In no way is this reboot reminiscent of the 90210 that we remember from the 90s, but instead it’s a show about the cast and where they are now, only scripted. Confused yet? Same. With a bumpy intro they reveal each cast member’s current lot in life, and the audience (me) is left feeling kind of depressed at the peak behind the curtain and hopeful that it’s all exaggerated.
While it’s no secret that Tori Spelling’s had more financial trouble than anyone whose father was worth literally $600 million ever should, the episode seemed like a long PSA to Venmo her whatever I could spare. From multiple “jokes” about her reality shows being canceled to her on-screen husband not having a job, the entire thing just made me feel uncomfortable. Also, I’m no financial advisor, but it seems like she has plenty of money to blow on collagen injections and botox, so maybe she could save some green by not getting work done on her face seemingly every single day?
With so many similarities to the cast’s real lives, I kept finding myself Googling whether things were true or not, for example:
“Did Ian Ziering’s wife really audition for The Real Housewives of Orange County?”
“Has Jennie Garth been divorced 3 times?”
“Is Gabrielle Carteris actually the president of SAG?”
And my personal favorite, “Does Shannen Doherty own a tiger sanctuary?”
The answers, by the way, are no, yes, yes, and very unfortunately not. Those questions don’t even put a dent in how many things came up that left me scratching my head wondering if Brian Austin Green actually owns a private plane and if Tori Spelling actually made her father cast Jason Priestley all those years ago.
I’m sure a lot of things they’re supposed to be experiencing in the show are simply exaggerations of what the actors have experienced in real life, and in a way it’s admirable of Spelling to be so open about her financial issues, Garth to make light of her failed marriages, and Priestley to be so vocal about feeling like his best years have gone by, but the packaging of the pilot was simply too much. I found myself thinking, “is it too late at night to take Adderall” multiple times while using a red marker and a white board to try and connect all the floating nuggets of information being thrown at me like free T-shirts at an indoor football game. (I think…never been.)

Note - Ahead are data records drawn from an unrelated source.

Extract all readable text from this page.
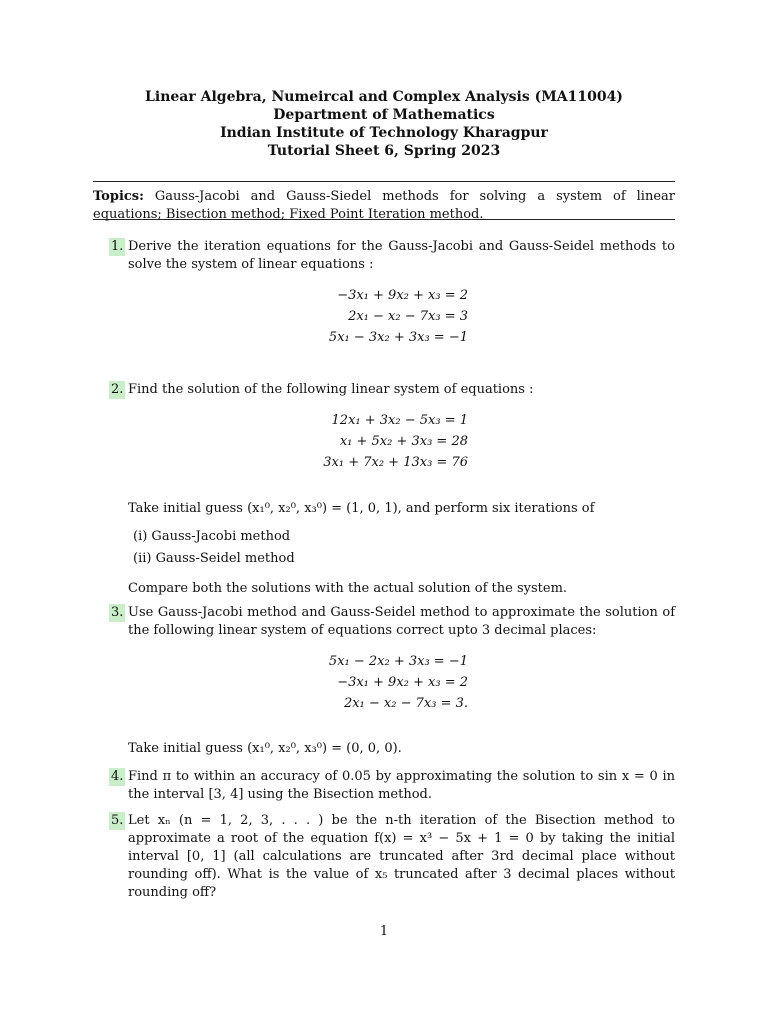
Linear Algebra, Numeircal and Complex Analysis (MA11004)
Department of Mathematics
Indian Institute of Technology Kharagpur
Tutorial Sheet 6, Spring 2023
Topics: Gauss-Jacobi and Gauss-Siedel methods for solving a system of linear equations; Bisection method; Fixed Point Iteration method.
1. Derive the iteration equations for the Gauss-Jacobi and Gauss-Seidel methods to solve the system of linear equations :
−3x₁ + 9x₂ + x₃ = 2
2x₁ − x₂ − 7x₃ = 3
5x₁ − 3x₂ + 3x₃ = −1
2. Find the solution of the following linear system of equations :
12x₁ + 3x₂ − 5x₃ = 1
x₁ + 5x₂ + 3x₃ = 28
3x₁ + 7x₂ + 13x₃ = 76
Take initial guess (x₁⁰, x₂⁰, x₃⁰) = (1, 0, 1), and perform six iterations of
(i) Gauss-Jacobi method
(ii) Gauss-Seidel method
Compare both the solutions with the actual solution of the system.
3. Use Gauss-Jacobi method and Gauss-Seidel method to approximate the solution of the following linear system of equations correct upto 3 decimal places:
5x₁ − 2x₂ + 3x₃ = −1
−3x₁ + 9x₂ + x₃ = 2
2x₁ − x₂ − 7x₃ = 3.
Take initial guess (x₁⁰, x₂⁰, x₃⁰) = (0, 0, 0).
4. Find π to within an accuracy of 0.05 by approximating the solution to sin x = 0 in the interval [3, 4] using the Bisection method.
5. Let xₙ (n = 1, 2, 3, . . . ) be the n-th iteration of the Bisection method to approximate a root of the equation f(x) = x³ − 5x + 1 = 0 by taking the initial interval [0, 1] (all calculations are truncated after 3rd decimal place without rounding off). What is the value of x₅ truncated after 3 decimal places without rounding off?
1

To put it as simply as possible, the new 90210 is a reboot about a reboot. It was created by Jennie Garth and Tori Spelling, who have clearly maintained their friendship over the past 30 years.Spelling’s on-screen children call Garth “Aunt Jennie” to further the audience’s knowledge of their close relationship. (I also know they’re still friends because they guest-judged a recent episode of Rupaul’s Drag Race. Apparently sometimes being gay can come in handy while watching Fox.)
There were brief moments of humor, like the entire cast smashing the enclosed glass around Spelling’s iconic red dress from the Spring dance and forcing a stranger to Instagram live it, and Priestley knocking out a young actor for calling him a has-been. Overall, though, it was very clunky and rushed and needed to contain about half of the scenes that it did. Garth and Spelling maybe should’ve chosen whether Gabrielle needed both a heartwarming scene of her and her husband becoming grandparents and a scene of her making out with a female bartender. Or whether the show needed not one, but two former MTV veejays to play the wives of Priestley and Green. Or whether Garth really needed a scene in a velvet dress sitting by the pool flirting with a self-identified pig farmer who she ultimately ends up rejecting for calling her Kelly.
I don’t know if it’s because the show ended with a heartwarming scene of Garth and Spelling cuddled on the couch together talking about how doing this reboot is the answer to all their problems, watching a clip from the original 90210 where their fallen cast mate Luke Perry—who died suddenly earlier this year—says “welcome to paradise, man, welcome to your dream come true,” but I’m really rooting for them.